Puisqu’on veut indemniser les victimes de la dictature de Zaba, ne doit-on pas penser aussi aux victimes qui ont payé de leurs vies les dérives terroristes du mouvement islamiste Ennahdha?
Par Tarak Arfaoui
Le jackpot du terrorisme «halal» (licite) est bien d'actualité en Tunisie. La polémique engendrée par la discussion autour du dédommagement matériel des victimes de la dictature de Zaba me laisse vraiment perplexe, tant elle est teintée d’hypocrisie et de mauvaise foi.
Militants politiques ou mercenaires?
En effet, grâce à Ennahdha, le militantisme politique est devenu sous nos cieux une véritable entreprise juteuse que l’on peut assimiler, en pesant bien les mots, à du mercenariat noyé pour la circonstance, pour être facilement avalé par le contribuable qui va payer des centaines de millions de dinars, dans une véritable potion de culpabilisation, de pitié et de martyrisation.
Mais en parlant de victimes, puisque le sujet est d’actualité, a-t-on pensé aux victimes des soi-disant victimes de la dictature qui ont payé de leurs vies les dérives terroristes du mouvement islamiste Ennahdha? La question, éminemment morale, qui se pose ouvertement est la suivante: peut-on dédommager matériellement les criminels et ignorer les victimes?

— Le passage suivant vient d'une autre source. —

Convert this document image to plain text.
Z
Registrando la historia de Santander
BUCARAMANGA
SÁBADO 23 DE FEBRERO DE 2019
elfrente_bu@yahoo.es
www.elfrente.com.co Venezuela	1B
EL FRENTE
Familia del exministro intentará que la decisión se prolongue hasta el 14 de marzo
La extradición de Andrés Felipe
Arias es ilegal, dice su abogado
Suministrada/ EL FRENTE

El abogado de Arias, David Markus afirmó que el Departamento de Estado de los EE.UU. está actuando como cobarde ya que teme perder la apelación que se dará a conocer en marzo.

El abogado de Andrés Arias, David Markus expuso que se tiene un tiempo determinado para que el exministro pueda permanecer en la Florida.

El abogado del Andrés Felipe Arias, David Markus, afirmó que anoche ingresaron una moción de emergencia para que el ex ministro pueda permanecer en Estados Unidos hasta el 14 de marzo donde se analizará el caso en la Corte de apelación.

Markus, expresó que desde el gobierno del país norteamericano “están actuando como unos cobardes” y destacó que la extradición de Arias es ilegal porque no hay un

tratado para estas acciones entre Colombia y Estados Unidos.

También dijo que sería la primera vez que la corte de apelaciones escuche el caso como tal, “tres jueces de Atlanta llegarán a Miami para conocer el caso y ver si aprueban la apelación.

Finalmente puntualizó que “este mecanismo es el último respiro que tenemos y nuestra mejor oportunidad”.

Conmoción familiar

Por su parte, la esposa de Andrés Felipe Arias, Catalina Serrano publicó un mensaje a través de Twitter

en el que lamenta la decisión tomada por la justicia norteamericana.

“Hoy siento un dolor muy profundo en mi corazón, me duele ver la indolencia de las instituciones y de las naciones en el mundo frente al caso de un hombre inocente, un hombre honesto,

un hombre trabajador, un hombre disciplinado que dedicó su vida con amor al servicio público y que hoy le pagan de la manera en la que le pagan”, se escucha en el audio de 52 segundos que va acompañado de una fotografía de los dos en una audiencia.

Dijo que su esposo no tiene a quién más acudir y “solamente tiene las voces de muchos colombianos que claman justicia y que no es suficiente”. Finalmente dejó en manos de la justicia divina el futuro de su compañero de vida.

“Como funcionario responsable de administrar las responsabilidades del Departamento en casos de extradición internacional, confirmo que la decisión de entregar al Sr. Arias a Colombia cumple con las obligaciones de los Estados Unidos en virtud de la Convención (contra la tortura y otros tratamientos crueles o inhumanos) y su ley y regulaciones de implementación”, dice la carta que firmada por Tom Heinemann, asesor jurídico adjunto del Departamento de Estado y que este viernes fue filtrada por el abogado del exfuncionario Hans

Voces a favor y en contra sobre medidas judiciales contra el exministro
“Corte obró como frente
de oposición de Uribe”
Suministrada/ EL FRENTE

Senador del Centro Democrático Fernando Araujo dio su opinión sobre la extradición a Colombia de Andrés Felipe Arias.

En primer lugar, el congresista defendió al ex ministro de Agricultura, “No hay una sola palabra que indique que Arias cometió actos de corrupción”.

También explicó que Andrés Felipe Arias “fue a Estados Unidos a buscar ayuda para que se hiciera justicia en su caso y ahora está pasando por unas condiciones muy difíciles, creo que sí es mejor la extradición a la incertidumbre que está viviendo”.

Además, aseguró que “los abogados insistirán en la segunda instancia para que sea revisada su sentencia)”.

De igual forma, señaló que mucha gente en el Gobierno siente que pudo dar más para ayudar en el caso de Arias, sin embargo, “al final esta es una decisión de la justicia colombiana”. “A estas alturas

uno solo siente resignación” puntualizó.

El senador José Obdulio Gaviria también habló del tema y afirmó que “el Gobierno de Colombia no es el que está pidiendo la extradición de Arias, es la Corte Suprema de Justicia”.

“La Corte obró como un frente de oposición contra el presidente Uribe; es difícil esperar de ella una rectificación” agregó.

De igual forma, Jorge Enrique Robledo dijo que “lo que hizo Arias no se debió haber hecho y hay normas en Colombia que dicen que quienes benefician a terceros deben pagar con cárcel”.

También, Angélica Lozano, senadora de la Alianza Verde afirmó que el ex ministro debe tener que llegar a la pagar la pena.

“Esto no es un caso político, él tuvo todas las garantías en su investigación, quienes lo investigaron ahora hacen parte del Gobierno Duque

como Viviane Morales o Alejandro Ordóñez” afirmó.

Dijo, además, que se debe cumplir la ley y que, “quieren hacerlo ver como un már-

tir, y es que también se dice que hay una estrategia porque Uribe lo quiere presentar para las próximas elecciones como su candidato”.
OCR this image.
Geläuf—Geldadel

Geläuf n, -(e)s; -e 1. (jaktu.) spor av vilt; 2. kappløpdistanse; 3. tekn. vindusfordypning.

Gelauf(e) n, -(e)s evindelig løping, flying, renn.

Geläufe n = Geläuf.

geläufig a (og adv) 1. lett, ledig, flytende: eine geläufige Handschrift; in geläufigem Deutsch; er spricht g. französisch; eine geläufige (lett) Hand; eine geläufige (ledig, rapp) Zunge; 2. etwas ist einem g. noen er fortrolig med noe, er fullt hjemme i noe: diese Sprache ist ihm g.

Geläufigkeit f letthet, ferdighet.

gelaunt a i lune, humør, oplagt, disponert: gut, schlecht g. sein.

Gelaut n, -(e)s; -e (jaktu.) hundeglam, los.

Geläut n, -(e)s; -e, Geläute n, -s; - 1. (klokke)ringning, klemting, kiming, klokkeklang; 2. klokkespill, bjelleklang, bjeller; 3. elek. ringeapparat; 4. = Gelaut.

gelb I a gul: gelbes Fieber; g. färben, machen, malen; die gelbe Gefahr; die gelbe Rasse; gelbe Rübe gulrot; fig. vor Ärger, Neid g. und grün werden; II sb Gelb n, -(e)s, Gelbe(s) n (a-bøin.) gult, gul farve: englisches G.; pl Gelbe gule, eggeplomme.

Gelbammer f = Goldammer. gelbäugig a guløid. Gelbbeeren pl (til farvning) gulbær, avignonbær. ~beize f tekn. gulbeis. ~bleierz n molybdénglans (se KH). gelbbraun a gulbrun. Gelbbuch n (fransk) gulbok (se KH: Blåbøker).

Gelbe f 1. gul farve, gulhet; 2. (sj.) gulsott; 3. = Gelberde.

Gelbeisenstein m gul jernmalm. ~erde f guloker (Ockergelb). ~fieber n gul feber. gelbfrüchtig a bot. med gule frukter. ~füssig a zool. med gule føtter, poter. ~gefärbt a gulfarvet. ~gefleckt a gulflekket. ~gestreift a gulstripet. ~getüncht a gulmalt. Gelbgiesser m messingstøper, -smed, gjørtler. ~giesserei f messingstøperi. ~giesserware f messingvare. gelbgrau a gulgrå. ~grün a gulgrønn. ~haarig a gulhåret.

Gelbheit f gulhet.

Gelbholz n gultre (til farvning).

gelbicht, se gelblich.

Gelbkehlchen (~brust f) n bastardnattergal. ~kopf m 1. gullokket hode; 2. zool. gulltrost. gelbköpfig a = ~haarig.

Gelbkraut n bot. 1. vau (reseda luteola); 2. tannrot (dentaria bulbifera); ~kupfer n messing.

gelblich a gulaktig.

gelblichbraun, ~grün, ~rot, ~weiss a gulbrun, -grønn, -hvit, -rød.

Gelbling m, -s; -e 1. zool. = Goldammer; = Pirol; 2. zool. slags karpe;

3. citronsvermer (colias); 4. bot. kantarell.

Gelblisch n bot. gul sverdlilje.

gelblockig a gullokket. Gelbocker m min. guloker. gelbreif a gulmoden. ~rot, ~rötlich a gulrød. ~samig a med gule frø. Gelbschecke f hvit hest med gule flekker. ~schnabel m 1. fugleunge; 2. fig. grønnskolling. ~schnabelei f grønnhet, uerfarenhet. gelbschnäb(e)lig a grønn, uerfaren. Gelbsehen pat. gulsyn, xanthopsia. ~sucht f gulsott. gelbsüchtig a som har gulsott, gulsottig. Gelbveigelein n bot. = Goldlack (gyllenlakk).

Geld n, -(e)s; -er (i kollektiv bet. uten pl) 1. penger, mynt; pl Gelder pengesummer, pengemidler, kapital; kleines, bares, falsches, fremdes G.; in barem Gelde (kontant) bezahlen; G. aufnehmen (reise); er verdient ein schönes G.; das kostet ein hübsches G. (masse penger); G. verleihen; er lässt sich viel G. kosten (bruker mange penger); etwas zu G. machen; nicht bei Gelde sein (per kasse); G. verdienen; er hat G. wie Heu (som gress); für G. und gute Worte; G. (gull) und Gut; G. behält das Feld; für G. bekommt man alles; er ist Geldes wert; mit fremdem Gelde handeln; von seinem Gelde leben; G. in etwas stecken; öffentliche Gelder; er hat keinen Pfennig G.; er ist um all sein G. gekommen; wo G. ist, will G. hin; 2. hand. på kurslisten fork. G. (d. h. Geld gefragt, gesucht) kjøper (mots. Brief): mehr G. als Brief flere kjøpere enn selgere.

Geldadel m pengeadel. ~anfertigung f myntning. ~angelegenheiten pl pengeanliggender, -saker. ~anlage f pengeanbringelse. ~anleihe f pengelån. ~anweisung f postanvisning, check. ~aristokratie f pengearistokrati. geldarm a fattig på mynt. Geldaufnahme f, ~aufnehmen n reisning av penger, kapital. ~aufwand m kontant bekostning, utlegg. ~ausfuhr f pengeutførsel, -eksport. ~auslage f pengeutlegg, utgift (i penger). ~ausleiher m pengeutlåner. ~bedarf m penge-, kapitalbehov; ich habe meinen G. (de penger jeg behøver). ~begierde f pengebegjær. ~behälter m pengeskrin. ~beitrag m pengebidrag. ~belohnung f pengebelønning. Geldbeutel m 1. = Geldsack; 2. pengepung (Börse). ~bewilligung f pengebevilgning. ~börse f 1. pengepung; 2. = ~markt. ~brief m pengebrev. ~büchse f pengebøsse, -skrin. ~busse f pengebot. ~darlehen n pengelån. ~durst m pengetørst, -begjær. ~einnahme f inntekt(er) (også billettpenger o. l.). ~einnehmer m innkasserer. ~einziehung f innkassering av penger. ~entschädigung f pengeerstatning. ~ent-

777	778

Ce sujet d’une gravité extrême gêne au plus haut point les dirigeants d’Ennahdha qui, sans présenter officiellement des excuses à leurs victimes ont eu, pour certains d’entre eux, l’honnêteté de reconnaitre officiellement leurs méfaits. Me Abdelfattah Mourou, l’un des fondateurs du Mouvement de tendance islamiste (Mti), ancienne dénomination d’Enahdha, en fait d’ailleurs un point d’honneur. Si tel est le cas, Ennahdha a le devoir absolu de dédommager les victimes de ses actes criminels et aussi le devoir de se la boucler définitivement sur le dossier des dédommagements des victimes de Zaba. Et encore faut-il que la justice joue vraiment son rôle dans ce cas précis.
Basses manœuvres de diversion
A ma connaissance, aucun procureur digne de ce nom n’a jusqu’à présent ouvert ce dossier brulant. Il est inadmissible dans la Tunisie post révolutionnaire que des criminels se pavanent aux devants de la scène politique en occupant des postes de grande responsabilité, sans rendre compte de leurs actes à qui que ce soit, en ayant en plus le culot de donner des leçons de morale à leurs détracteurs. Il n’est pas facile d’effacer complètement de notre mémoire collective les actes criminels des islamistes qui essayent par de basses manœuvres de diversion de noyer le poisson dans l’eau en les attribuant aux milices de Zaba alors que tous les éléments de l’enquête prouvent indiscutablement que la planification, la logistique et l’exécution des attentats de Sousse, de Monastir et de Bab Souika dans les années 1980-1990 sont bien planifiés par des dirigeants d’Ennahdha. L’islam, la morale, la civilité et j’en passe ne laissent indiscutablement aucune place à la justification de ces actes.
Un dédommagement moral suffit
Quant au dédommagement des victimes de Zaba, il devrait être surtout moral, par la reconnaissance officielle et solennelle de l’Etat de ses dérives, et la reconnaissance matérielle, comme cela se fait partout dans le monde, des sacrifices des victimes sous forme de priorités sur le marché du travail, de prestations sociales gratuites comme, par exemple, les soins de santé, de la couverture sociale, du transport et de l’enseignement. Tout autre dédommagement matériel serait vraiment indigne des sacrifices consentis par ces militants qui n’ont été mandatés par personne.
Hammma Hammami, leader du Parti des travailleurs avait parfaitement résumé la situation en affirmant que le meilleur dédommagement qu’il avait reçu pour ses quarante années de combat contre la dictature était bel et bien la chute de la dictature de Ben Ali, et rien d’autre.